Load iris.csv to two separate numpy arrays X, y
Load features into X [sepal.length, sepal.width, petal.length, petal.width]
Load labels into y [0,1]
Randomize X and corresponding y simultaneously
X_train = first 80% of X y_train = first 80% of y X_test = rest X y_test = rest y
k = 5
X_train = (M, N) # N columns with M rows [for this case N should be 4]
y_train = (M, 1) # 1 columns with M rows
X_test = (M’, N) # N columns with M’ rows [for this case N should be 4]
y_test = (M’, 1) # 1 columns with M’ rows
y_test_predicted = new numpy array of size M’

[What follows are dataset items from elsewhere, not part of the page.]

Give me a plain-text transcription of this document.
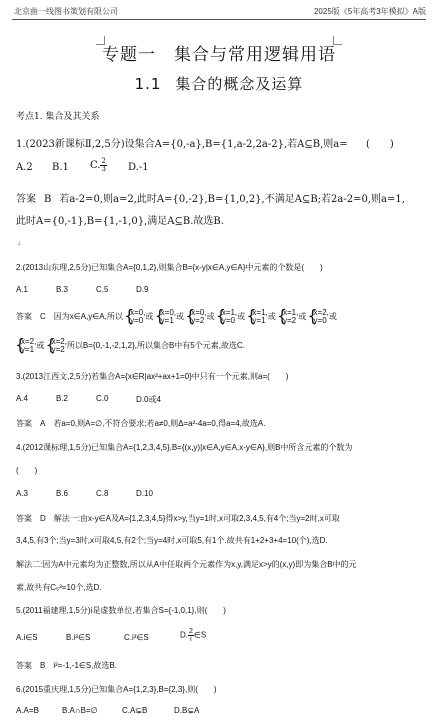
北京曲一线图书策划有限公司	2025版《5年高考3年模拟》A版
专题一　集合与常用逻辑用语
1.1 集合的概念及运算
考点1. 集合及其关系
1.(2023新课标Ⅱ,2,5分)设集合A={0,-a},B={1,a-2,2a-2},若A⊆B,则a= (　　)
A.2 B.1 C. $\frac{2}{3} D.-1$
答案 B 若a-2=0,则a=2,此时A={0,-2},B={1,0,2},不满足A⊆B;若2a-2=0,则a=1,
此时A={0,-1},B={1,-1,0},满足A⊆B.故选B.
↲
2.(2013山东理,2,5分)已知集合A={0,1,2},则集合B={x-y|x∈A,y∈A}中元素的个数是(　　)
A.1	B.3	C.5	D.9
答案 C 因为x∈A,y∈A,所以 { x=0,
y=0 或 { x=0,
y=1 或 { x=0,
y=2 或 { x=1,
y=0 或 { x=1,
y=1 或 { x=1,
y=2 或 { x=2,
y=0 或
{ x=2,
y=1 或 { x=2,
y=2 所以B={0,-1,-2,1,2},所以集合B中有5个元素,故选C.
3.(2013江西文,2,5分)若集合A={x∈R|ax²+ax+1=0}中只有一个元素,则a=(　　)
A.4	B.2	C.0	D.0或4
答案 A 若a=0,则A=∅,不符合要求;若a≠0,则Δ=a²-4a=0,得a=4,故选A.
4.(2012课标理,1,5分)已知集合A={1,2,3,4,5},B={(x,y)|x∈A,y∈A,x-y∈A},则B中所含元素的个数为
(　　)
A.3	B.6	C.8	D.10
答案 D 解法一:由x-y∈A及A={1,2,3,4,5}得x>y,当y=1时,x可取2,3,4,5,有4个;当y=2时,x可取
3,4,5,有3个;当y=3时,x可取4,5,有2个;当y=4时,x可取5,有1个.故共有1+2+3+4=10(个),选D.
解法二:因为A中元素均为正整数,所以从A中任取两个元素作为x,y,满足x>y的(x,y)即为集合B中的元
素,故共有C₅²=10个,选D.
5.(2011福建理,1,5分)i是虚数单位,若集合S={-1,0,1},则(　　)
A.i∈S	B.i²∈S	C.i³∈S	D. $\frac{2}{i}$ ∈S
答案 B i²=-1,-1∈S,故选B.
6.(2015重庆理,1,5分)已知集合A={1,2,3},B={2,3},则(　　)
A.A=B	B.A∩B=∅	C.A⊊B	D.B⊊A
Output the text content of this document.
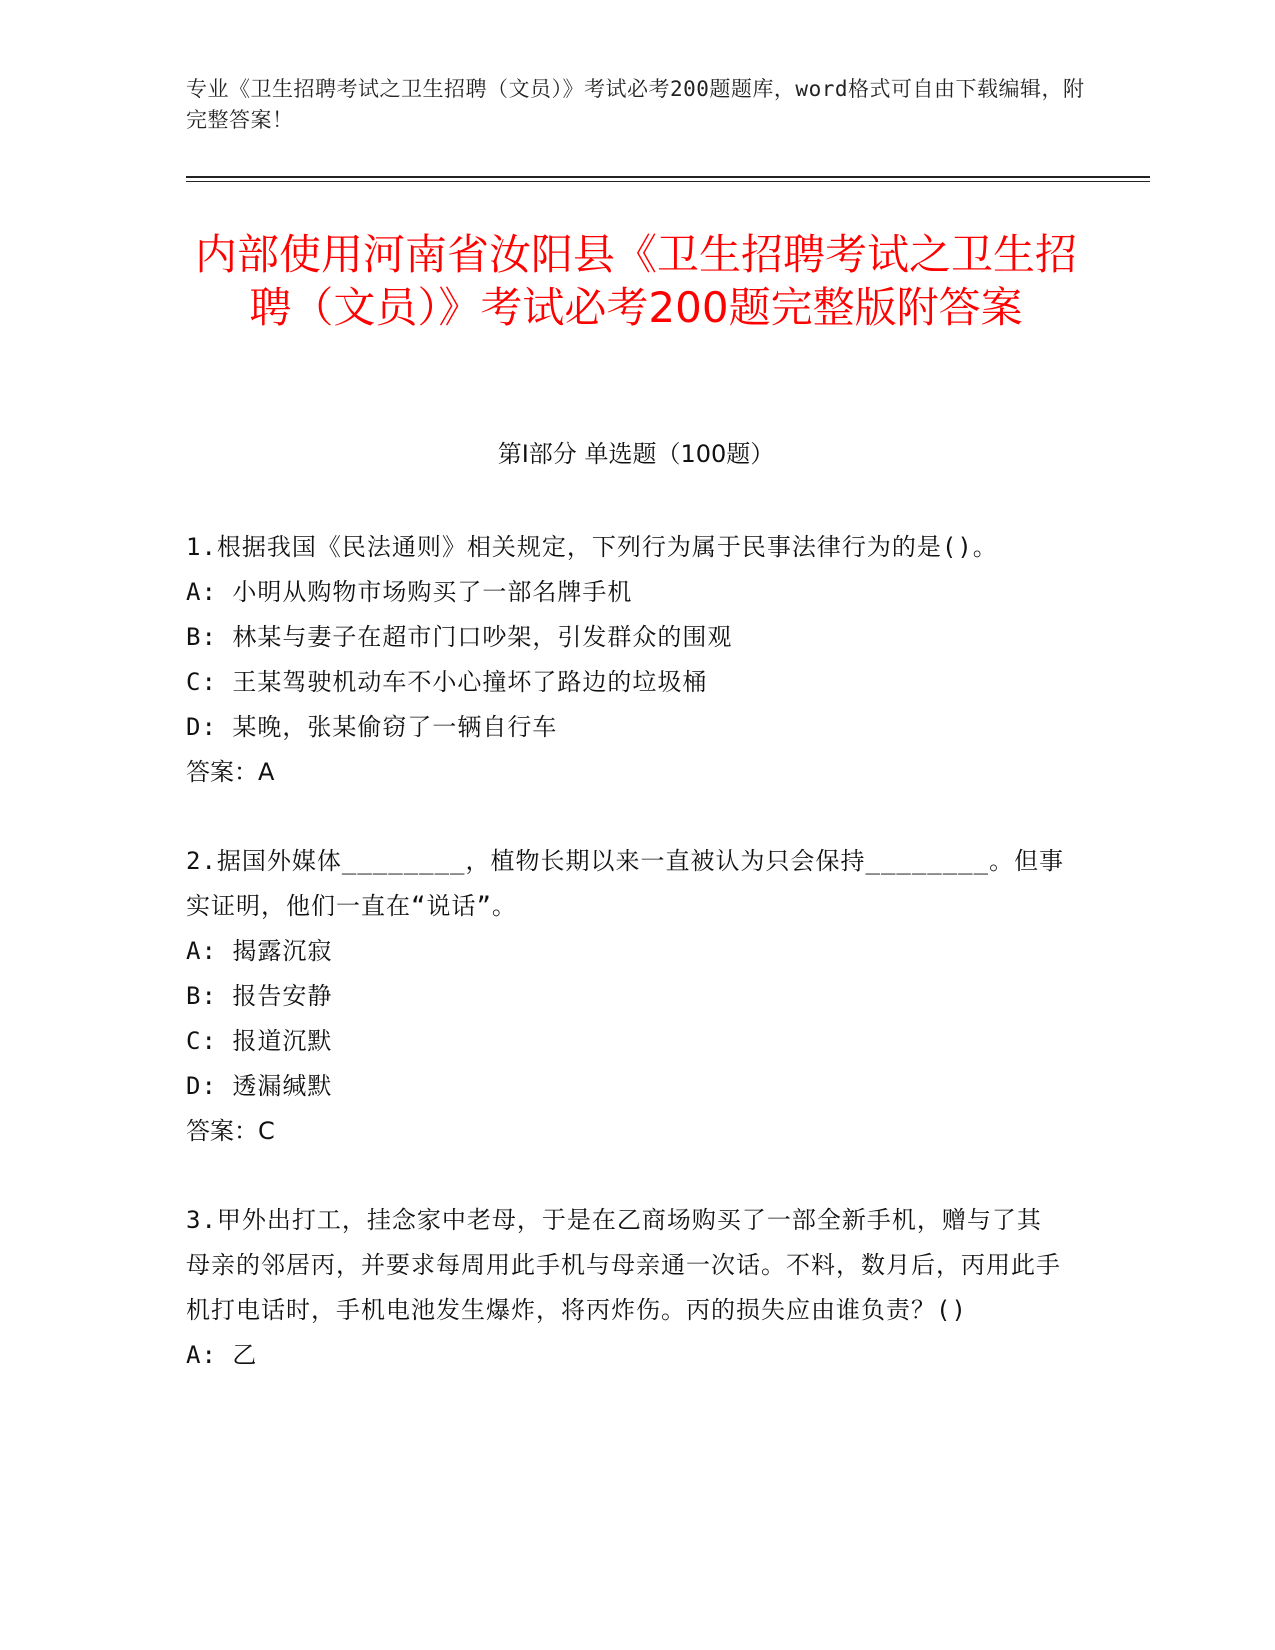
专业《卫生招聘考试之卫生招聘（文员）》考试必考200题题库，word格式可自由下载编辑，附完整答案！
内部使用河南省汝阳县《卫生招聘考试之卫生招聘（文员）》考试必考200题完整版附答案
第I部分 单选题（100题）
1.根据我国《民法通则》相关规定，下列行为属于民事法律行为的是()。
A: 小明从购物市场购买了一部名牌手机
B: 林某与妻子在超市门口吵架，引发群众的围观
C: 王某驾驶机动车不小心撞坏了路边的垃圾桶
D: 某晚，张某偷窃了一辆自行车
答案：A
2.据国外媒体________，植物长期以来一直被认为只会保持________。但事实证明，他们一直在“说话”。
A: 揭露沉寂
B: 报告安静
C: 报道沉默
D: 透漏缄默
答案：C
3.甲外出打工，挂念家中老母，于是在乙商场购买了一部全新手机，赠与了其母亲的邻居丙，并要求每周用此手机与母亲通一次话。不料，数月后，丙用此手机打电话时，手机电池发生爆炸，将丙炸伤。丙的损失应由谁负责？()
A: 乙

for i in range(len(X_test)):
x_test = X_test[i]
D = new numpy array of size M
D = Calculate euclidean distances between x_test and X_train
min_dist_indices = find k indices in D where values are minimum
y_neighbor = y_train[ min_dist_indices ]
y_test_predicted[ i ] = the value that occurs most in y_neighbor
Metrics Calculation
Calculate the accuracy by comparing y_test and y_test_predicted
Print the accuracy (Test)
- Pandas library for csv read and shuffling
- Load csv into numpy array
- shuffle two numpy arrays together
- train test split
- distance between two numpy arrays
- numpy.argmin